= Radiodensity =

Level of opacity to the radio wave and X-ray portion of the electromagnetic spectrum

Radiodensity (or radiopacity) refers to the degree of opacity to the radio wave and X-ray portion of the electromagnetic spectrum: that is, the relative inability of those kinds of electromagnetic radiation to pass through a particular material. Radiolucency or hypodensity indicates greater passage (greater transradiancy) to X-ray photons and is the analogue of transparency and translucency with visible light. Materials that inhibit the passage of electromagnetic radiation are called radiodense or radiopaque, while those that allow radiation to pass more freely are referred to as radiolucent. Radiopaque volumes of material have white appearance on radiographs, compared with the relatively darker appearance of radiolucent volumes. For example, on typical radiographs, bones look white or light gray (radiopaque), whereas muscle and skin look black or dark gray, being mostly invisible (radiolucent).

Though the term radiodensity is more commonly used in the context of qualitative comparison, radiodensity can also be quantified according to the Hounsfield scale, a principle which is central to X-ray computed tomography (CT scan) applications. On the Hounsfield scale, distilled water has a value of 0 Hounsfield units (HU), while air is specified as -1000 HU.

In modern medicine, radiodense substances are those that will not allow X-rays or similar radiation to pass. Radiographic imaging has been revolutionized by radiodense contrast media, which can be passed through the bloodstream, the gastrointestinal tract, or into the cerebral spinal fluid and utilized to highlight CT scan or X-ray images. Radiopacity is one of the key considerations in the design of various devices such as guidewires or stents that are used during radiological intervention. The radiopacity of a given endovascular device is important since it allows the device to be tracked during the interventional procedure.
The two main factors contributing to a material's radiopacity are density and atomic number. Two common radiodense elements used in medical imagery are barium and iodine.
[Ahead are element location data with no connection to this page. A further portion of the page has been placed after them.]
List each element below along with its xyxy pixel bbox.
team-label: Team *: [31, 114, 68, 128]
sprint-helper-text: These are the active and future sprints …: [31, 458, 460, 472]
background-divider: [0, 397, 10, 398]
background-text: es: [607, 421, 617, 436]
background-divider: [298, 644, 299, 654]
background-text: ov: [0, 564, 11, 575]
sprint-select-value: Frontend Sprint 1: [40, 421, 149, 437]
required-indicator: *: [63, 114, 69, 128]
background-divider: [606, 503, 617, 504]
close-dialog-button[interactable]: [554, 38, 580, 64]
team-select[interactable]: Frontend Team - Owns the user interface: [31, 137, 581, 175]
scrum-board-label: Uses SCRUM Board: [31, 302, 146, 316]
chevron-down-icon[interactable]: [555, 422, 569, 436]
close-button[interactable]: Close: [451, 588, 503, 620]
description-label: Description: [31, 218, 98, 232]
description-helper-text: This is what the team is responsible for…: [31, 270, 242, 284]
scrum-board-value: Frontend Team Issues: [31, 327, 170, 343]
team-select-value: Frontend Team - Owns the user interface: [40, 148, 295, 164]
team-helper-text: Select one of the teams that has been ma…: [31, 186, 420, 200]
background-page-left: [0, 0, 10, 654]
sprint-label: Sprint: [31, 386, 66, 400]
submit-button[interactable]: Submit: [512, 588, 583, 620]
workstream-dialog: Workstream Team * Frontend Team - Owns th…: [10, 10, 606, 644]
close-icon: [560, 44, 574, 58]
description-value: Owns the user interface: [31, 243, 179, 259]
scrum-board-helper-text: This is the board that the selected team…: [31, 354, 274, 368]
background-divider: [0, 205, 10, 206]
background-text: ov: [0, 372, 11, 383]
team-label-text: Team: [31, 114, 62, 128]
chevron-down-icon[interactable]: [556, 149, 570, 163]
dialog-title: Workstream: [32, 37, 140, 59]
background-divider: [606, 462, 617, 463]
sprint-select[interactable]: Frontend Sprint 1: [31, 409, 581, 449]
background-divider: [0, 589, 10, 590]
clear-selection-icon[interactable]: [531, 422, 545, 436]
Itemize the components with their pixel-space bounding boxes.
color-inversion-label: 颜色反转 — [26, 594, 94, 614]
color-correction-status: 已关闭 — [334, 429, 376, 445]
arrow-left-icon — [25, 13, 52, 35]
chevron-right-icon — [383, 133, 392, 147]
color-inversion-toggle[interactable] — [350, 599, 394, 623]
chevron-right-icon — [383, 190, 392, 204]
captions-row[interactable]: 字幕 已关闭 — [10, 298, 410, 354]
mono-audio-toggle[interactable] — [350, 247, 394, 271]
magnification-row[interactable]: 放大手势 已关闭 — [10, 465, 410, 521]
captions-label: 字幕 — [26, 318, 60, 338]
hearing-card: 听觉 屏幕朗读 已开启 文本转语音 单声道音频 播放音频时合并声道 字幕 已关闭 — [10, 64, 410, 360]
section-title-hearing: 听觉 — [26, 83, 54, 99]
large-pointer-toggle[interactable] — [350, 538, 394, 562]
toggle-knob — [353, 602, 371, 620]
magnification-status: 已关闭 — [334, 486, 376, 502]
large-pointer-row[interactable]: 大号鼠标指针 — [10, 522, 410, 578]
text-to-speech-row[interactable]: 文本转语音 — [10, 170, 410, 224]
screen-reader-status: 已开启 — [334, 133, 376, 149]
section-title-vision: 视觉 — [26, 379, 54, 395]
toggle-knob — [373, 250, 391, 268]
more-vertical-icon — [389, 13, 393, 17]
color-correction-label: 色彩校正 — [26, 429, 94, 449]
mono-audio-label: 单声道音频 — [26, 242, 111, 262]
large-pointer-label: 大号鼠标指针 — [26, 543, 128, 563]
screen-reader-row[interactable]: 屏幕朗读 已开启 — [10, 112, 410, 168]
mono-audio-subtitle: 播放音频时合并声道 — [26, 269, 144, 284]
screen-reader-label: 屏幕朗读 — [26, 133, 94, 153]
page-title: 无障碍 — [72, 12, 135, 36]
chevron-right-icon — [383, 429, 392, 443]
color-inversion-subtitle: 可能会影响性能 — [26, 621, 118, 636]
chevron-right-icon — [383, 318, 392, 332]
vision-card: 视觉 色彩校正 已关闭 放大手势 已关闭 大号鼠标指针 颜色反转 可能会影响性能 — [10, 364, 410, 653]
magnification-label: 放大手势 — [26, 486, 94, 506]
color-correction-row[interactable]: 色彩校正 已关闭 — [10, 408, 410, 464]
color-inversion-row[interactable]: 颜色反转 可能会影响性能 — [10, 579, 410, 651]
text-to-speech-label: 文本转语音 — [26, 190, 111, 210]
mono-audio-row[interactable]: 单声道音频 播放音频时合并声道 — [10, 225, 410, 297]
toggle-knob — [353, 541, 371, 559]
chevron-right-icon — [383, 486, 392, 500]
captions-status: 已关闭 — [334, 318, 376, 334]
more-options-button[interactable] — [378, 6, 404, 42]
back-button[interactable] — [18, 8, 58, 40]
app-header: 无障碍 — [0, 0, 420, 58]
Medical devices often contain a radiopacifier to enhance visualization during implantation for temporary implantation devices, such as catheters or guidewires, or for monitoring the position of permanently implanted medical devices, such as stents, hip and knee implants, and screws. Metal implants usually have sufficient radiocontrast that additional radiopacifier is not necessary. Polymer-based devices, however, usually incorporate materials with high electron density contrast compared to the surrounding tissue. Examples of radiocontrast materials include titanium, tungsten, barium sulfate, bismuth oxide and zirconium oxide. Some solutions involve direct binding of heavy elements, for instance iodine, to polymeric chains in order to obtain a more homogeneous material which has lower interface criticalities. When testing a new medical device for regulatory submission, device manufacturers will usually evaluate the radiocontrast according to ASTM F640 "Standard Test Methods for Determining Radiopacity for Medical Use."